(U. Trani) – Avanti con Di Francesco: il messaggio che arriva da Trigoria è scontato, non essendoci al momento l’exit strategy. Il Frosinone è così vicino che non c’è tempo, anche volendo, per il ribaltone immediato. In più non c’è intesa tra Boston, Londra e la Capitale. Tra le varie anime del club che, come spesso è accaduto in passato, non sono in sintonia sul sostituto da ingaggiare in corsa. Pure al momento di scegliere Spalletti, negli ultimi mesi del 2015, non ci fu l’unanimità. Tant’è vero che lo sbarco fu postdatato. Manca quindi il candidato unico e, di conseguenza, conviene per ora non intervenire, anche se l’attuale allenatore sa di essere all’ultima chiamata. Fiducia a ore. Le prime 72 scadono dopo la gara di domani sera all’Olimpico.
APPESO AL RISULTATO – Di Francesco, insomma, non ha la certezza di resistere a lungo sulla panchina giallorossa. Naviga a vista, di partita in partita. In caso di vittoria contro il Frosinone, ecco altre 72 ore (scarse) a sua disposizione: sarebbe confermato fino al derby di sabato pomeriggio. Da non perdere, per arrivare al match di Champions contro il Viktoria Plzen di martedì 2 ottobre. Si andrà avanti così fino a sabato 6 contro l’Empoli. Perché poi Pallotta, nella sosta per gli impegni delle nazionali, prenderà la decisione definitiva. Dentro o fuori. Ad oggi il presidente ha solo telefonato a Baldini, incaricandolo di valutare il profilo ideale.
SITUAZIONE IMBARAZZANTE – Il ritiro, di solito, serve per far gruppo (nel pomeriggio la visita di mogli e bimbi: in lacrime il figlio di Perotti al momento di tornare a casa). Non a Trigoria, almeno di questi tempi. Perché l’unità (di crisi) non c’è. I dirigenti hanno idee diverse sul da farsi. Se cambiare o no. Come, quando e chi. A Roma non la pensano come a Boston e a Londra.

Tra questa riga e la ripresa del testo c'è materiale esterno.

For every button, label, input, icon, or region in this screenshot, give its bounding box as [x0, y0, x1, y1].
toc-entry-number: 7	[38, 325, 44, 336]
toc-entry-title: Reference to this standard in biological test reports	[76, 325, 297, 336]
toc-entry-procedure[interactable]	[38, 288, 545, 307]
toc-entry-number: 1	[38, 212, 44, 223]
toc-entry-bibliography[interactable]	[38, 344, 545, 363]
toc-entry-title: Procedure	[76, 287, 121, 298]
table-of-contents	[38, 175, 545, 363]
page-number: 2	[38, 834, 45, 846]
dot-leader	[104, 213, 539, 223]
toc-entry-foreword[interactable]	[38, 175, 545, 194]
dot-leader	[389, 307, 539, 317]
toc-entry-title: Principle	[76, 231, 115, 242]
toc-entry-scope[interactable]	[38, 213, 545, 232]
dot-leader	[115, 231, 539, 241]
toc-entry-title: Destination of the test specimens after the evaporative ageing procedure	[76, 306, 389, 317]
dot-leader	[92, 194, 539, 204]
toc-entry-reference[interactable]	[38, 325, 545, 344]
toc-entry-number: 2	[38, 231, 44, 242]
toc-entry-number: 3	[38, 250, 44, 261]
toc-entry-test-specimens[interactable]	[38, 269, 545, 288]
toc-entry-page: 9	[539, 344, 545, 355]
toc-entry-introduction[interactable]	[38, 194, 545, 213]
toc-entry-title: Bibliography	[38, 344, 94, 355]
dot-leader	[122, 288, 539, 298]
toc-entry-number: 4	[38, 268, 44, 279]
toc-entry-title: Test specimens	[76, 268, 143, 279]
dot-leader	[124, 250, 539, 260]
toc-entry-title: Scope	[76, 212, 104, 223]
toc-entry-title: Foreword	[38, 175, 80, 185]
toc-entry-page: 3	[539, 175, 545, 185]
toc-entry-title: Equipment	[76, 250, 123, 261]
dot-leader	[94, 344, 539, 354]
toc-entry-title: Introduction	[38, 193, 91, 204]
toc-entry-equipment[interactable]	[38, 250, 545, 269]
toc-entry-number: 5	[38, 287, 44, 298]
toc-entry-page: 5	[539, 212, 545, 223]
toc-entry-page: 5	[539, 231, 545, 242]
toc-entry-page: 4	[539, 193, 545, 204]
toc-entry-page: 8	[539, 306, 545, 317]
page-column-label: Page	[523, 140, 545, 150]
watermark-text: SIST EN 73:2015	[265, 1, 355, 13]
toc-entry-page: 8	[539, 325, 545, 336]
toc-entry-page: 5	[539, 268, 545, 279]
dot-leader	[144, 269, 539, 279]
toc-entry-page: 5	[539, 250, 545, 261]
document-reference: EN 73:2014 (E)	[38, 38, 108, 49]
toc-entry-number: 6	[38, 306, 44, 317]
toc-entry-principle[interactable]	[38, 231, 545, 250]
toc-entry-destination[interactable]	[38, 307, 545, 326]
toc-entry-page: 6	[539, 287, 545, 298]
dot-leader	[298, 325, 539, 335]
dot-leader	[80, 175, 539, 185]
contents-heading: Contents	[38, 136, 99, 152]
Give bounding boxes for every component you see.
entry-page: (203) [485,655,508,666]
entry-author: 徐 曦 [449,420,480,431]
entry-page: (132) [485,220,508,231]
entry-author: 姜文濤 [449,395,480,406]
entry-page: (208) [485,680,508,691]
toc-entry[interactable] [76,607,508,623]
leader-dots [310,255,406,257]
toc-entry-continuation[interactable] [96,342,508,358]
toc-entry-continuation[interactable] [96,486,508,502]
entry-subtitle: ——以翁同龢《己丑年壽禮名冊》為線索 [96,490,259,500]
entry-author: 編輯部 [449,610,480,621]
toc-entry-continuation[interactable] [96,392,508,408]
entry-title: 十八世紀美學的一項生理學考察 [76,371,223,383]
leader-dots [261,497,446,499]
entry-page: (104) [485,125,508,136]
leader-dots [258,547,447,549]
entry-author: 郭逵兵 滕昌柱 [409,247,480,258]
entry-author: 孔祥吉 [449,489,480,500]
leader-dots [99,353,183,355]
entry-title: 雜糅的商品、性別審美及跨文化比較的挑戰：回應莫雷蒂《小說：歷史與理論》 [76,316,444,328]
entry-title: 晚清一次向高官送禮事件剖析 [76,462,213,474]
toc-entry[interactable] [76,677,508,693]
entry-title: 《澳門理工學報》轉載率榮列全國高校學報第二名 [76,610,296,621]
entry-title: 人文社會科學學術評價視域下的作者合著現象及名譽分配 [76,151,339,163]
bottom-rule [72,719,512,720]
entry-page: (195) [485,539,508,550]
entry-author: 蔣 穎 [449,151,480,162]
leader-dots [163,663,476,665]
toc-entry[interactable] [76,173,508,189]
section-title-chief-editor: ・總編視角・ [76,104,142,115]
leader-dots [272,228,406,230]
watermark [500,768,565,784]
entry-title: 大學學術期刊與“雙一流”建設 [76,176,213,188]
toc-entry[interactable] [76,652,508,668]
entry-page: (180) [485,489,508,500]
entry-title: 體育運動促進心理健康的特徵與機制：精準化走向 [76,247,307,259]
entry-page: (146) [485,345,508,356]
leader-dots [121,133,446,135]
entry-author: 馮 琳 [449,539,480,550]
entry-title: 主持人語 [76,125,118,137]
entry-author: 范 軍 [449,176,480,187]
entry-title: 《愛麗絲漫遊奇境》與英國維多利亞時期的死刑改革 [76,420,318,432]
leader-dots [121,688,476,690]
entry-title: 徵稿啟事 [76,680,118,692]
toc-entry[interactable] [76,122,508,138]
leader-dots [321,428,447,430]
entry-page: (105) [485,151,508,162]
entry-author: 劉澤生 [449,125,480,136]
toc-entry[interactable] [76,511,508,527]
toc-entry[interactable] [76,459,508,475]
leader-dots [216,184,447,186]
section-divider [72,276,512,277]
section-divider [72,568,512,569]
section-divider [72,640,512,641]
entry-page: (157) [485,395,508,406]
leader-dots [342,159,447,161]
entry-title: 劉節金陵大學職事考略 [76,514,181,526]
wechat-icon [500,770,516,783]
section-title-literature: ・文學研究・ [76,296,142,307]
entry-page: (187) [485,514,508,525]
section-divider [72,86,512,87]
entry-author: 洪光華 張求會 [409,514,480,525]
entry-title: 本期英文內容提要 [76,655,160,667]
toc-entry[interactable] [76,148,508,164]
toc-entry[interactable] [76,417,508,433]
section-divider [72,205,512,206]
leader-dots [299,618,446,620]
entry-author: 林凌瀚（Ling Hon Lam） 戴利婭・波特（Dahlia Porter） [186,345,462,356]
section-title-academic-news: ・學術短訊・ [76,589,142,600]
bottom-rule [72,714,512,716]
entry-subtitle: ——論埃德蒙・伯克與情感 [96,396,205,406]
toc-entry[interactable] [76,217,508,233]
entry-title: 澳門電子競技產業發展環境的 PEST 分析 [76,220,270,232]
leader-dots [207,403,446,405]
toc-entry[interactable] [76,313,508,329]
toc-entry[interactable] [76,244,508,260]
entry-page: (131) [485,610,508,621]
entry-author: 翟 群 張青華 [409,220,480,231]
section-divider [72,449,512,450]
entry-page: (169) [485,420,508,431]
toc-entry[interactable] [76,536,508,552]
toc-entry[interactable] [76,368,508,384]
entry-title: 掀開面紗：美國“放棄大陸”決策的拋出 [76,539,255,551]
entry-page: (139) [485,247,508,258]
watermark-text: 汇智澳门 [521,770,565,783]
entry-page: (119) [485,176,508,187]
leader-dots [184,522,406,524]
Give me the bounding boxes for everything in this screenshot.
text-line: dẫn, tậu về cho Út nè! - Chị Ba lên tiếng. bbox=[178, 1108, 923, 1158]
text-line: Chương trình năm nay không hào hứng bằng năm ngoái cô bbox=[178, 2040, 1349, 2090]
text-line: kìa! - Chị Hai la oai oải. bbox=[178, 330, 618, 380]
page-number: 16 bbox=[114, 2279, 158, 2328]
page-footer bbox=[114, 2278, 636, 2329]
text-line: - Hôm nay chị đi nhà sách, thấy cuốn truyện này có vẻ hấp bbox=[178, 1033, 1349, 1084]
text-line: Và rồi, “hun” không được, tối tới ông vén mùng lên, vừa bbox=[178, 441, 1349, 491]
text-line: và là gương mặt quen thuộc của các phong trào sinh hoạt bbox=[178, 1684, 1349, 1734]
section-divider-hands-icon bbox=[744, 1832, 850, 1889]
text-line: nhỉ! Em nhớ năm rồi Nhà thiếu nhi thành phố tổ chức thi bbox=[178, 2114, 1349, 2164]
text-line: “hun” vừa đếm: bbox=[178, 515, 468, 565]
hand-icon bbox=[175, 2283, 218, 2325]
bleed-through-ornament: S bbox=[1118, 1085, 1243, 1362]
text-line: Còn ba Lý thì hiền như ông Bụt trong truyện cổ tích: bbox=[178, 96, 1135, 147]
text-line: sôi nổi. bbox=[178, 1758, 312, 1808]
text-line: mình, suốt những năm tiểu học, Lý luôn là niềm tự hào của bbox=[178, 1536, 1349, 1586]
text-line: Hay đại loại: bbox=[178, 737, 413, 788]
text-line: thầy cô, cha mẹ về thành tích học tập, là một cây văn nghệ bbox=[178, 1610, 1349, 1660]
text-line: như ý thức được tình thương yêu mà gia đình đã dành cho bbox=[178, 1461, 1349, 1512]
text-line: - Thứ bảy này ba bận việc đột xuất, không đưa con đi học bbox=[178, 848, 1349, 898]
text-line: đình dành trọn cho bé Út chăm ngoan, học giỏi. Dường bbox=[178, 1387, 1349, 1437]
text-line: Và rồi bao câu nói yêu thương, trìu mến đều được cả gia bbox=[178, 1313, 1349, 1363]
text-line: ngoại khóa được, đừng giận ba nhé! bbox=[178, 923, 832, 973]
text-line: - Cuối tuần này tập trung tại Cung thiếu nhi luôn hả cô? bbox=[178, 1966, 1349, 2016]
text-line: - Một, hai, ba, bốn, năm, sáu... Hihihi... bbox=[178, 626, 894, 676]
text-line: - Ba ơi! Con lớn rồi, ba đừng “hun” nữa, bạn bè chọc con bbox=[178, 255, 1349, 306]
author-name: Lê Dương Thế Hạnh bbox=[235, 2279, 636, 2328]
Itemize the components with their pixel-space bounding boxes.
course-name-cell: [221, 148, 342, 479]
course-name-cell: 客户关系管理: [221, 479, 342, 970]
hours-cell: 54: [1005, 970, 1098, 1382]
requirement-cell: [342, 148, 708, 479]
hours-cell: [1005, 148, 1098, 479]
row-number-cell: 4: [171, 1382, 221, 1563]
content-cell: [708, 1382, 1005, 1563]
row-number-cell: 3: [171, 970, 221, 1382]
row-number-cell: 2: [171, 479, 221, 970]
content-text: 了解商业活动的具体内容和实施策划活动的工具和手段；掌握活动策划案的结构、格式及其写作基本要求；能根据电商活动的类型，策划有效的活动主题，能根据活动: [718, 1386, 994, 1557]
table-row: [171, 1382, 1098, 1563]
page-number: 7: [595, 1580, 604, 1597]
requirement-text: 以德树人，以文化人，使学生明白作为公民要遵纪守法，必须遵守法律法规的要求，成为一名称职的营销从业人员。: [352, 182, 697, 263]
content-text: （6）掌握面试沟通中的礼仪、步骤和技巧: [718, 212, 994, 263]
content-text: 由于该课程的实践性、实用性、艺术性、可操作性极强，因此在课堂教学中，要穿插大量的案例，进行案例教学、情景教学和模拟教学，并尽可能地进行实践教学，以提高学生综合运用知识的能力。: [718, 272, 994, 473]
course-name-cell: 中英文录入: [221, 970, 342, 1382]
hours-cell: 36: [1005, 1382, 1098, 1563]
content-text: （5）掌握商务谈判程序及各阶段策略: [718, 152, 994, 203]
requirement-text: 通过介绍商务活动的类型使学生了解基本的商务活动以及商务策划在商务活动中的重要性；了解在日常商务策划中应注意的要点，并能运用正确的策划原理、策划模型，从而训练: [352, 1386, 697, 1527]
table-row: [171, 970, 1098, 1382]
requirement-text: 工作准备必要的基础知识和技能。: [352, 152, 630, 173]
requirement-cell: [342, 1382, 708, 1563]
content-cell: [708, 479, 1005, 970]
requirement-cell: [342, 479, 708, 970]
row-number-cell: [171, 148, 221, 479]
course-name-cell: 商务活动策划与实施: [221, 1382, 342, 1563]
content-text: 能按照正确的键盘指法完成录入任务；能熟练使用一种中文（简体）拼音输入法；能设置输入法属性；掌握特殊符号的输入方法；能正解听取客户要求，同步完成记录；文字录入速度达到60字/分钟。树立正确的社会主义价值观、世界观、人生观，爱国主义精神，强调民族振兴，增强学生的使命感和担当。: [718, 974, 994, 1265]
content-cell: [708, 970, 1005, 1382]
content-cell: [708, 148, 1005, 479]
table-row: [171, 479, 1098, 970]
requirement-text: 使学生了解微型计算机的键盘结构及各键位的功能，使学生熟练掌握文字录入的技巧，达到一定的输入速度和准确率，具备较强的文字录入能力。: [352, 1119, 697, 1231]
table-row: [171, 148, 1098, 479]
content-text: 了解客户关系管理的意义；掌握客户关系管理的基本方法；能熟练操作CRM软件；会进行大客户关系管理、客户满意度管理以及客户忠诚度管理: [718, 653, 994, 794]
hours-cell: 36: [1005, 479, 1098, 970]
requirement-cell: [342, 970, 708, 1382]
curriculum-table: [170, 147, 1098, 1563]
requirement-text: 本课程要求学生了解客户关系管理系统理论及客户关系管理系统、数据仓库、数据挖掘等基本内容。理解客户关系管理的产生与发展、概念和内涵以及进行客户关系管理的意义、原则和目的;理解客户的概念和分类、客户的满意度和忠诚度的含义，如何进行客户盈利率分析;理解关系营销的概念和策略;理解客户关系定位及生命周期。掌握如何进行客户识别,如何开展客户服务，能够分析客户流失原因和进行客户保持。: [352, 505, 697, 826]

Facile capire chi avrà la meglio. Restare insieme è comunque utile per confrontarsi. Monchi lo ha fatto con Di Francesco già domenica sera. Il ds è deluso dal rendimento di qualche titolare e ne ha parlato con l’allenatore. Che, però, deve scegliere la rotta per uscire dalla tempesta. Senza ripensamenti e cambiamenti. È il consiglio girato da Monchi a Di Francesco. Anche perché il ds, nei colloqui individuali dei giorni scorsi, ha preso atto del desiderio dei giocatori: continuità nel sistema di gioco e nella formazione. Il tecnico, invece, è amareggiato per il black out dei senatori: scena muta, giovedì scorso, nella riunione allargata solo a loro. Avrebbe voluto conoscere il loro parere: sono rimasti allineati e coperti. Adesso con loro dovrà firmare l’armistizio, cucendogli addosso il modulo su misura. L’obiettivo: ritrovare lo spirito della stagione scorsa. Andando incontro a Dzeko. Perché il centravanti è il più inquieto. Non ha condiviso il ridimensionamento estivo, con le partenze eccellenti: avrebbe voluto che l’allenatore si mettesse di traverso, senza farsi condizionare dal rinnovo di contratto appena firmato. Il pensiero di Dzeko è condiviso da altri big. Che gli vanno dietro. Il nervosismo, comunque, monta. Discussioni se ne vedono ormai in ogni match, l’ultima nel tunnel del Dall’Ara. Anche Di Francesco ha urlato spesso in partita. E si è ripetuto nel discorso del day after alla squadra: «Adesso non farò più sconti a nessuno», la sintesi del suo sfogo. Ormai ha capito chi non lo segue.
CONSULENTE AL LAVORO – La divisione dei ruoli (e non solo) è sempre più evidente nella Roma. E inquietante. Monchi si sente isolato quanto Di Francesco. E scavalcato. Così, in caso di esonero del tecnico, sarebbe pronto a dimettersi. Come Gandini, ma l’ad per andare al Milan. Baldini, invece, già macina sostituti. Nella lista dei disponibili, con Paulo Sousa (il Tianjin Quanjian lo libera, ma con robusta penale da pagare) e Blanc, ecco che prende quota Donadoni, contrario per ora ad allenare il Giappone e favorevole all’avventura in Cina: piace alla proprietà. Aziendalista come lui ce ne sono pochi. Montella figura nell’elenco. E Conte rimane alla finestra. Con vista sul futuro.